1939 Plymouth Convertible
1939 Plymouth Convertible
First convertible with a power top
Photo: Bill Vance

by Bill Vance

In the beginning, all cars were open, evolving as they did from buggy and bicycle technology. Weather protection was secondary to making cars run reliably, and few were used in the winter.

When reliability had been achieved, attention turned to comfort and convenience. Drafty, leaky canvas tops gradually gave way to closed cars, helped by the introduction of the Budd all-steel body on the 1914 Dodge Brothers car.
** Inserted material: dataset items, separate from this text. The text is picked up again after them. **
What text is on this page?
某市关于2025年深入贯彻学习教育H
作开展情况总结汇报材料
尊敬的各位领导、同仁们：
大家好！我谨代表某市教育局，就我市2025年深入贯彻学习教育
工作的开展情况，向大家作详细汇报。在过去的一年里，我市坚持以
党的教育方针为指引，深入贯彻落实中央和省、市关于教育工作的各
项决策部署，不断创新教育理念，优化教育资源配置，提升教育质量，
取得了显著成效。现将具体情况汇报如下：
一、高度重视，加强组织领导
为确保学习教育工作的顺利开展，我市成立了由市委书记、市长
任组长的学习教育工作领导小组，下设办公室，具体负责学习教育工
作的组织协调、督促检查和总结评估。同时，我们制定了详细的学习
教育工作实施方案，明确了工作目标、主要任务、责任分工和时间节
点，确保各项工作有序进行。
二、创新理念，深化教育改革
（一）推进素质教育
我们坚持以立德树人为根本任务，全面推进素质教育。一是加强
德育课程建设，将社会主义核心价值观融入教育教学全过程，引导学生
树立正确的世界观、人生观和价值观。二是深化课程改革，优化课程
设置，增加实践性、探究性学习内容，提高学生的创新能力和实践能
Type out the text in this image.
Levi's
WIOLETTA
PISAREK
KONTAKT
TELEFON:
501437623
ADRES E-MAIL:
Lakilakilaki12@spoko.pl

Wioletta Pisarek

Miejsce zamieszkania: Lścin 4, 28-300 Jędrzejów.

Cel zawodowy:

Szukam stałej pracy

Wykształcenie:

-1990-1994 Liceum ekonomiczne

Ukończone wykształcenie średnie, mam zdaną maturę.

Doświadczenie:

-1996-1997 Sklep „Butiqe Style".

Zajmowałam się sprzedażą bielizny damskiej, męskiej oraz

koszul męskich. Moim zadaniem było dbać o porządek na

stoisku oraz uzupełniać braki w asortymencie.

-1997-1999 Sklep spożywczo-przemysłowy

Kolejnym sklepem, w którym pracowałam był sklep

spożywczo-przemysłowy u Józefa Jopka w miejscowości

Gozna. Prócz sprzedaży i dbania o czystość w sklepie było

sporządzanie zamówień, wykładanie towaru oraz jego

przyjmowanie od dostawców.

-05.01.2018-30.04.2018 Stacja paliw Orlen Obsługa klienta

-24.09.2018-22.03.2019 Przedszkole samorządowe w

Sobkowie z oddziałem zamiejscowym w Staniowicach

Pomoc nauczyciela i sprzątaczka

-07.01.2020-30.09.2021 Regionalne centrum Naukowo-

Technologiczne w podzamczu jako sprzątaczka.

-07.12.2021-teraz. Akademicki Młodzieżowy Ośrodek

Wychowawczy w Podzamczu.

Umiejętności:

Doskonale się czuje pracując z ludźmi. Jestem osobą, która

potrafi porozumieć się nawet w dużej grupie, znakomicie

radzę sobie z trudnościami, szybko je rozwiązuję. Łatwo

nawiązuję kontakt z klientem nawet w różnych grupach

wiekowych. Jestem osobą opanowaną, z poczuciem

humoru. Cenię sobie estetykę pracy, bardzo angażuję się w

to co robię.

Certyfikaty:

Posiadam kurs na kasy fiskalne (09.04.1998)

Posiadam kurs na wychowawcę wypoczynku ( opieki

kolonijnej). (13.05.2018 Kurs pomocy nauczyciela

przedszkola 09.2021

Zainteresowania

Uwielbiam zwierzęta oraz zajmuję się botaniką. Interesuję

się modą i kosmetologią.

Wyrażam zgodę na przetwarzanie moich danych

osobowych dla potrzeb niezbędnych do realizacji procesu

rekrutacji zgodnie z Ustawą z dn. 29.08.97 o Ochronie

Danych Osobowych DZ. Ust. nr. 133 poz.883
The open roadster (two-door), and the touring (four-door), yielded progressively to the closed coach and sedan. But by 1925 the sale of new closed cars exceeded open ones, whose sales gradually dwindled to a small percentage of the market, where they have remained.

Although the open car gradually lost market share, it never lost its appeal entirely. It was seen as more dashing, adventurous, and sporty, which is why convertibles are more valuable as collectibles.

As a point of definition, a convertible is generally defined as a car with a folding top and wind-up windows. An open car with side curtains rather than wind-up windows is a roadster or touring.

Other names have also been applied to convertibles, such as phaeton and cabriolet, the latter being favoured in Europe. But in North America the term convertible is most universally recognized.

If one point could be identified with the emergence of the convertible it would be 1927. That year saw true convertibles introduced by Buick, Cadillac, Chrysler, duPont, LaSalle, Lincoln, Stearns, Whippet and Willys.

More followed in 1928, although the sale of closed car still predominated, now taking about 90 per cent of the market, up from 10 per cent a decade earlier.

In 1929, the onset of the Depression hurt the automobile industry, especially the sporty end of the spectrum where the convertible resided. Ironically, it was also the era of some of the most extravagant convertibles ever. Such manufacturers as Auburn, Cadillac, Chrysler, Cord, Duesenberg, Marmon and Packard offered them, although they sold in very low numbers.

A breakthrough came for convertibles in 1939 when Plymouth introduced the first convertible with a power top. It was activated by pneumatic cylinders, and removed a major inconvenience of open cars.

After the 1942-45 war-time production interruption, manufacturers returned to building pre-war design, including convertibles, until they could develop new ones. Then came the prosperous ’50s, and by 1957 convertible sales reached five percent of the market. Ford dominated convertible sales in the ’50s as it had in the ’30s. Such imported sports cars as MGs, Jaguars and Austin-Healeys also gave open cars a sales boost.

Then in the late ’60s convertible sales started to slip. They fell from a high of close to six percent of the market in the ’60s, to about one percent in the early ’70s.

The decade of the ’70s was a dismal one plagued by two oil crises, and the clamour for cars with the seemingly incompatible requirements of higher fuel economy and lower emissions. The fun seemed to be gone, and few people thought about convertibles.

As convertible sales continued to slide, more and more manufacturers dropped them. It was not surprising when Cadillac announced that its 1976 Eldorado would be “the last convertible in America.”

Importers continued to offer open cars, and some, like the Volkswagen, would even take on a kind of cult aura. But the Eldorado was seen as the end of the North American production convertible.

There were several reasons cited for the demise of the North American convertible in the ’70s. Some claimed it was due to impending roll-over legislation, which never came. And sun/moon roofs offered a type of open air motoring without the convertible’s disadvantages. It was even said that the three-point seatbelt wouldn’t function in them, which we now know is not true.

What really happened was that American manufacturers quit building convertibles because the public stopped buying them. They were merely heeding what the market told them.

Then in 1982, after the sad ’70s were past and electronics were giving us better running cars, the fun started to return. Motorists were again ready for convertibles.

When Chrysler’s saviour Lee Iacocca wanted to spruce up the image of his newly rescued company, he brought out the 1982 Chrysler LeBaron convertible on the ubiquitous K-car platform.

It was an instant success. Iacocca had shown that he still had the good car sense that had led him to offer Ford’s ultra-successful Mustang. Hoped-for first year LeBaron convertible sales of 3000 ended up being 23,000. Other manufacturers were quick to follow.

After a five-year hiatus, American manufacturers were again making convertibles. Iacocca was a double hero; he had not only saved Chrysler, he had revived the glamorous convertible.